Files
vector-search-csharp/VectorSearchApp/Models/CUSTOM_MODEL_README.md

112 lines
2.6 KiB
Markdown

# Custom Model Conversion Guide
This document describes how to use a custom embedding model for address embeddings.
## Model Source
The custom model is available at:
- **HuggingFace**: [jarredparrett/all-MiniLM-L6-v2_tuned_on_deepparse_address_mutations_comb_3](https://huggingface.co/jarredparrett/all-MiniLM-L6-v2_tuned_on_deepparse_address_mutations_comb_3)
This model is a fine-tuned version of all-MiniLM-L6-v2 specifically trained on address data.
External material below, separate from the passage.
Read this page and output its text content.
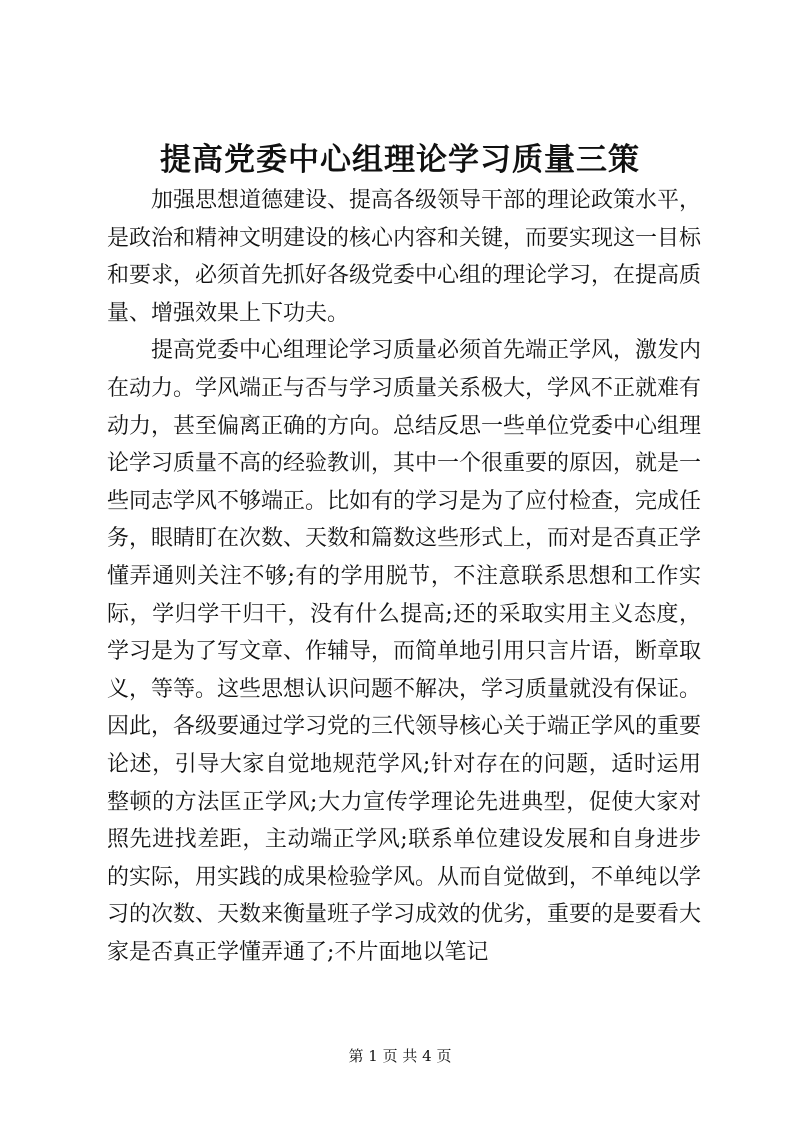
提高党委中心组理论学习质量三策

加强思想道德建设、提高各级领导干部的理论政策水平，是政治和精神文明建设的核心内容和关键，而要实现这一目标和要求，必须首先抓好各级党委中心组的理论学习，在提高质量、增强效果上下功夫。

提高党委中心组理论学习质量必须首先端正学风，激发内在动力。学风端正与否与学习质量关系极大，学风不正就难有动力，甚至偏离正确的方向。总结反思一些单位党委中心组理论学习质量不高的经验教训，其中一个很重要的原因，就是一些同志学风不够端正。比如有的学习是为了应付检查，完成任务，眼睛盯在次数、天数和篇数这些形式上，而对是否真正学懂弄通则关注不够;有的学用脱节，不注意联系思想和工作实际，学归学干归干，没有什么提高;还的采取实用主义态度，学习是为了写文章、作辅导，而简单地引用只言片语，断章取义，等等。这些思想认识问题不解决，学习质量就没有保证。因此，各级要通过学习党的三代领导核心关于端正学风的重要论述，引导大家自觉地规范学风;针对存在的问题，适时运用整顿的方法匡正学风;大力宣传学理论先进典型，促使大家对照先进找差距，主动端正学风;联系单位建设发展和自身进步的实际，用实践的成果检验学风。从而自觉做到，不单纯以学习的次数、天数来衡量班子学习成效的优劣，重要的是要看大家是否真正学懂弄通了;不片面地以笔记

第 1 页 共 4 页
## Converting to ONNX Format
Since the model doesn't come with a pre-converted ONNX format, you need to convert it using Python.
### Prerequisites
Install the required packages:
```bash
pip install optimum[exporters] transformers torch
```
### Conversion Steps
1. **Run the conversion script**:
```bash
cd VectorSearchApp/Models
python download-convert-model.py
```
This will:
- Download the model from HuggingFace
- Convert it to ONNX format using Optimum
- Save the model to `Models/custom-model/`
- Copy the main model file to `Models/address-embedding-model.onnx`
2. **Update configuration**:
Edit `VectorSearchApp/appsettings.json`:
```json
{
"Embedding": {
"ModelName": "jarredparrett/all-MiniLM-L6-v2_tuned_on_deepparse_address_mutations_comb_3",
"Dimension": 384,
"ApiToken": "",
"UseLocalInference": true
}
}
```
Or use the shorter alias:
```json
{
"Embedding": {
"ModelName": "custom-all-MiniLM-L6-v2-address",
"Dimension": 384,
"ApiToken": "",
"UseLocalInference": true
}
}
```
3. **Run the application**:
```bash
cd VectorSearchApp
dotnet run
```
## Output Files
After conversion, the following files will be created:
```
VectorSearchApp/Models/
├── custom-model/
│ ├── config.json
│ ├── model.onnx
│ ├── special_tokens_map.json
│ ├── tokenizer.json
│ ├── tokenizer_config.json
│ └── vocab.txt
└── address-embedding-model.onnx (copy of model.onnx for easy access)
```
## Troubleshooting
### CUDA/GPU Support
If you want to use GPU acceleration during conversion:
```python
from optimum.onnxruntime import ORTModelForFeatureExtraction
model = ORTModelForFeatureExtraction.from_pretrained(
model_id,
export=True,
provider="CUDAExecutionProvider", # Use CUDA instead of CPU
)
```
### Large Model Download
The first conversion may take several minutes as it downloads the full model (~90MB) and tokenizer files.
### Memory Requirements
Conversion requires approximately 4GB of RAM. If you encounter memory issues, try closing other applications.